O isolamento de Flávio é resultado de uma percepção nos partidos do Centrão de que ele tem muitos “tetos de vidro”.
A autorização do ministro André Mendonça, do STF, para um inquérito da Polícia Federal sobre o financiamento do filme "Dark Horse", a cinebiografia de Bolsonaro, é mais um ingrediente para a desconfiança das siglas sobre a viabilidade do senador. Apesar de não ser investigado, Flávio negociou recursos para a obra diretamente com Daniel Vorcaro, dono do Banco Master, que está preso.
No caso das críticas às urnas, o Centrão interpreta que o episódio foi mais uma forma de Flávio tentar manter a militância bolsonarista unida, diante dos desgastes da pré-campanha.

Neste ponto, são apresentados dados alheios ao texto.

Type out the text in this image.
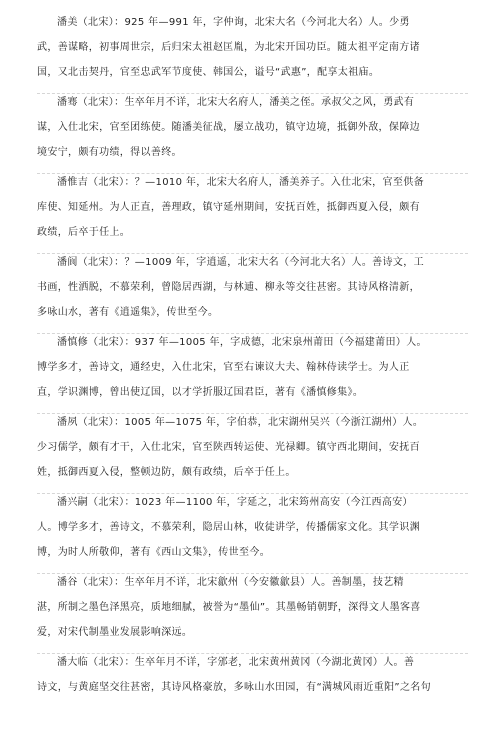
潘美（北宋）：925 年—991 年，字仲询，北宋大名（今河北大名）人。少勇
武，善谋略，初事周世宗，后归宋太祖赵匡胤，为北宋开国功臣。随太祖平定南方诸
国，又北击契丹，官至忠武军节度使、韩国公，谥号“武惠”，配享太祖庙。
潘骞（北宋）：生卒年月不详，北宋大名府人，潘美之侄。承叔父之风，勇武有
谋，入仕北宋，官至团练使。随潘美征战，屡立战功，镇守边境，抵御外敌，保障边
境安宁，颇有功绩，得以善终。
潘惟吉（北宋）：？—1010 年，北宋大名府人，潘美养子。入仕北宋，官至供备
库使、知延州。为人正直，善理政，镇守延州期间，安抚百姓，抵御西夏入侵，颇有
政绩，后卒于任上。
潘阆（北宋）：？—1009 年，字逍遥，北宋大名（今河北大名）人。善诗文，工
书画，性洒脱，不慕荣利，曾隐居西湖，与林逋、柳永等交往甚密。其诗风格清新，
多咏山水，著有《逍遥集》，传世至今。
潘慎修（北宋）：937 年—1005 年，字成德，北宋泉州莆田（今福建莆田）人。
博学多才，善诗文，通经史，入仕北宋，官至右谏议大夫、翰林侍读学士。为人正
直，学识渊博，曾出使辽国，以才学折服辽国君臣，著有《潘慎修集》。
潘夙（北宋）：1005 年—1075 年，字伯恭，北宋湖州吴兴（今浙江湖州）人。
少习儒学，颇有才干，入仕北宋，官至陕西转运使、光禄卿。镇守西北期间，安抚百
姓，抵御西夏入侵，整顿边防，颇有政绩，后卒于任上。
潘兴嗣（北宋）：1023 年—1100 年，字延之，北宋筠州高安（今江西高安）
人。博学多才，善诗文，不慕荣利，隐居山林，收徒讲学，传播儒家文化。其学识渊
博，为时人所敬仰，著有《西山文集》，传世至今。
潘谷（北宋）：生卒年月不详，北宋歙州（今安徽歙县）人。善制墨，技艺精
湛，所制之墨色泽黑亮，质地细腻，被誉为“墨仙”。其墨畅销朝野，深得文人墨客喜
爱，对宋代制墨业发展影响深远。
潘大临（北宋）：生卒年月不详，字邠老，北宋黄州黄冈（今湖北黄冈）人。善
诗文，与黄庭坚交往甚密，其诗风格豪放，多咏山水田园，有“满城风雨近重阳”之名句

Além disso, há uma avaliação de que semear dúvidas sobre o resultado eleitoral desde agora é uma vacina para eventual derrota em outubro.
Os caciques partidários dizem que a estratégia de radicalização pode funcionar para manter a narrativa de Flávio sobre as urnas em evidência nos próximos anos com foco na eleição de 2030, caso o presidente Luiz Inácio Lula da Silva (PT) se reeleja.
No entanto, veem o risco de Moraes interpretar esse movimento como mais um ataque à democracia, o que poderia gerar problemas futuros para Flávio no STF, mesmo que não haja cassação da candidatura.